GitHub - actionbook/actionbook: Browser action engine for AI agents. 10× faster, resilient by design.
Key Points
- 1Actionbook is a browser action engine designed to make AI agents operate websites efficiently and reliably by providing pre-computed "action manuals" and relevant DOM selectors.
- 2This system significantly reduces execution time and token costs by replacing full HTML parsing with concise, semantic JSON definitions of relevant elements, ensuring resilience against UI changes.
- 3Actionbook offers universal compatibility with various LLMs and AI operator frameworks through a CLI, MCP Server, and JavaScript SDK, making web automation faster, more robust, and less prone to errors.
Actionbook is a browser action engine designed to enhance the capabilities and reliability of AI agents operating on web interfaces. It addresses common challenges faced by LLM-based agents, such as slow execution due to full HTML parsing, high token costs from large context windows, brittle selectors that break with UI updates, and hallucinations stemming from unstructured DOMs.
The core methodology of Actionbook revolves around providing AI agents with "Action manuals" and concise, semantic JSON definitions of relevant DOM elements, rather than the entire HTML page. This approach is termed "10x faster" and "100x token savings."
Core Methodology in Detail:
- Pre-computed Action Manuals: Actionbook pre-computes and maintains a repository of "Action manuals" for various websites and tasks. Each manual is a structured, versioned definition of how to perform a specific action (e.g., searching for a product, logging in). These manuals are not static but are actively "maintained and versioned," meaning they are updated as website UIs change. This ensures resilience against typical UI modifications that would otherwise break hardcoded selectors.
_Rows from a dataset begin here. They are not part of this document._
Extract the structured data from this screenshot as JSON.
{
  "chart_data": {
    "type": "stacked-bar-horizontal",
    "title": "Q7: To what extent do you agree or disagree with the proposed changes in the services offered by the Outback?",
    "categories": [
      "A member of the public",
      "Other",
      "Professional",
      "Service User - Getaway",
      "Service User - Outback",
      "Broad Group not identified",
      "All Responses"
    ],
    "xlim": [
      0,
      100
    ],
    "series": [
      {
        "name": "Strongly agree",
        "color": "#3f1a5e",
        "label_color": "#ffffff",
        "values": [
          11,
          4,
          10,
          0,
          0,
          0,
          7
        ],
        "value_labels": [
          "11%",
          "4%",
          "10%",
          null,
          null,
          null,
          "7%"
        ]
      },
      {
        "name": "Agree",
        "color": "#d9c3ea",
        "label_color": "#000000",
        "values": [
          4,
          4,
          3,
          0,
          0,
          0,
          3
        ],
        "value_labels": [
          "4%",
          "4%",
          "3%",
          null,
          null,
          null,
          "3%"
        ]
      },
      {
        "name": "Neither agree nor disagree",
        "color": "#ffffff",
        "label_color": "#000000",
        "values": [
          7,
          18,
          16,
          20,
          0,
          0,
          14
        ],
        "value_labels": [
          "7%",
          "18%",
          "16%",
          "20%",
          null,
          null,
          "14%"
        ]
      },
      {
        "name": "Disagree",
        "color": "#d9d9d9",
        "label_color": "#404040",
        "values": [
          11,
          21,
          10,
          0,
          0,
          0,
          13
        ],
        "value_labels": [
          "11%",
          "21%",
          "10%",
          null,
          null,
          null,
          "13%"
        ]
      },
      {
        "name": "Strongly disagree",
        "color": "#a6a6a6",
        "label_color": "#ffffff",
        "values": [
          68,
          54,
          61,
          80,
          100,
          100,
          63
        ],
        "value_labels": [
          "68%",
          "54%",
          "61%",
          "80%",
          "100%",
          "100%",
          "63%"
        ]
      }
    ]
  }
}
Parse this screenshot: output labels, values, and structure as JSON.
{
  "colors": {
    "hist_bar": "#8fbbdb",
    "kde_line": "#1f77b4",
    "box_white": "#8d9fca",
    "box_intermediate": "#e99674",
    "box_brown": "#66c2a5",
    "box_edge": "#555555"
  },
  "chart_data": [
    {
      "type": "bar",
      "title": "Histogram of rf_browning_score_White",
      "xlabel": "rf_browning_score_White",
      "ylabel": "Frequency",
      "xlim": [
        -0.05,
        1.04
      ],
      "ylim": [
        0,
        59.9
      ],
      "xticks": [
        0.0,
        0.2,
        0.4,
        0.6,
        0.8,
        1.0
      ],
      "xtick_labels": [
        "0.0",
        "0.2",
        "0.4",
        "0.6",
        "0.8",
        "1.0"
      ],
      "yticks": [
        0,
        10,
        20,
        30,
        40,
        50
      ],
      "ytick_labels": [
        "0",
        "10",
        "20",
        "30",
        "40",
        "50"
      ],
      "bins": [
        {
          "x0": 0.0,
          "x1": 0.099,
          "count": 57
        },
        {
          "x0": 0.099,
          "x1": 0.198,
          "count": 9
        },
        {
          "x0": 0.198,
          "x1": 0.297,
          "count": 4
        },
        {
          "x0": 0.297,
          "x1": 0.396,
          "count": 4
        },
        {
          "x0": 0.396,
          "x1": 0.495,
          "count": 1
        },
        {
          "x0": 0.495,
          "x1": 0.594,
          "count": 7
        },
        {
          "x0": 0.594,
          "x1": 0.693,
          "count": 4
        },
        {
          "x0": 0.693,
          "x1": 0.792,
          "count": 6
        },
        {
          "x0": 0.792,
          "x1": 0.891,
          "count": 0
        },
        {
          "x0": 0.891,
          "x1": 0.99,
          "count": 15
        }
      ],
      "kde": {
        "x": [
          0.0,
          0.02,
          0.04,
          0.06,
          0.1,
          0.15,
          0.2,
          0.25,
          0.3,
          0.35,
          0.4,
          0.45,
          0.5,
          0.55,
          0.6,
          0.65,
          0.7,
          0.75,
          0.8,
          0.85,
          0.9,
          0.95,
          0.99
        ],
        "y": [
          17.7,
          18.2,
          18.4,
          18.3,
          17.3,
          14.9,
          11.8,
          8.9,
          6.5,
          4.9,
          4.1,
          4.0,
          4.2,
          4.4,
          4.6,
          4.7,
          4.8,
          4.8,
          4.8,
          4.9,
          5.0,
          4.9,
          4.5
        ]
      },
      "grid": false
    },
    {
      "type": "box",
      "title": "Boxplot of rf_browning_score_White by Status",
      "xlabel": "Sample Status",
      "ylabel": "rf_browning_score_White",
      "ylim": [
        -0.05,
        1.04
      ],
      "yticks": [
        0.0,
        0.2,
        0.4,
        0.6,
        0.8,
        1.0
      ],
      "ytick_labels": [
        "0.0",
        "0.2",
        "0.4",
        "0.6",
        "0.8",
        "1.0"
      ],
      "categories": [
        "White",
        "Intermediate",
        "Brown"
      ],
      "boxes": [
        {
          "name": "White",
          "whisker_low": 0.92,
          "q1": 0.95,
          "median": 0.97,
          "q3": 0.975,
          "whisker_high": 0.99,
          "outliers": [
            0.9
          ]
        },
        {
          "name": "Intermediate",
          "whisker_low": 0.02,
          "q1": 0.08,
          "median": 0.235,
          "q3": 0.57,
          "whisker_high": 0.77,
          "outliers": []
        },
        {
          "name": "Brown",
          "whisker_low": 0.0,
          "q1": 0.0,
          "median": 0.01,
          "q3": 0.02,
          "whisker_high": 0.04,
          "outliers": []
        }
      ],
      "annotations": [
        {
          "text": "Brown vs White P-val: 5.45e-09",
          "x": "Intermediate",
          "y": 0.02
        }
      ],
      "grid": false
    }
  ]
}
The specific format or content of these manuals is not fully detailed but implies a step-by-step guide with associated interaction points.
- Relevant DOM Selectors and Semantic JSON Definitions: Instead of feeding the entire Document Object Model (DOM) to the LLM, Actionbook intelligently identifies and extracts only the DOM elements relevant to the current step of an action defined in an Action manual. These selected elements are then converted into "concise, semantic JSON definitions." This process significantly reduces the token count required for an LLM's context window. The semantic nature of the JSON definitions implies that the extracted elements are not just raw HTML snippets but are represented with their purpose, type, and actionable attributes, making them more interpretable for the LLM.
- Context Injection: Actionbook places these pre-computed "Action manuals" alongside the relevant, semantically defined DOM selectors directly into the LLM's context. This pre-processing and targeted information delivery enable the LLM to understand "exactly what to do without exploring" and to bypass the inefficient process of parsing and reasoning over a full HTML page. The agent, therefore, receives high-level instructions (from the manual) combined with precise, semantically rich targets (from the JSON DOM elements).
The system integrates with AI agents via a Rust-based Command Line Interface (CLI) that leverages the user's existing system browser (e.g., Chrome, Brave). This allows the agent to fetch action manuals and execute browser operations. For more integrated environments, an MCP (Model-Controller-Proxy) Server is available for AI IDEs, and a JavaScript SDK for custom programmatic integrations.
Benefits:
- Speed: Agents perform tasks 10 times faster by using pre-computed manuals, eliminating the need for extensive DOM exploration.
- Cost Efficiency: Achieves 100 times token savings by providing only relevant, semantically structured DOM elements in JSON, rather than full HTML.
- Resilience: Action manuals are versioned and updated, ensuring automation remains robust despite website UI changes.
- Universal Compatibility: Works with any LLM (e.g., OpenAI, Anthropic, Gemini) and various AI operator frameworks.
In essence, Actionbook acts as an intelligent intermediary, transforming raw web data into actionable, contextually rich, and efficient input for AI agents, thereby streamlining web automation.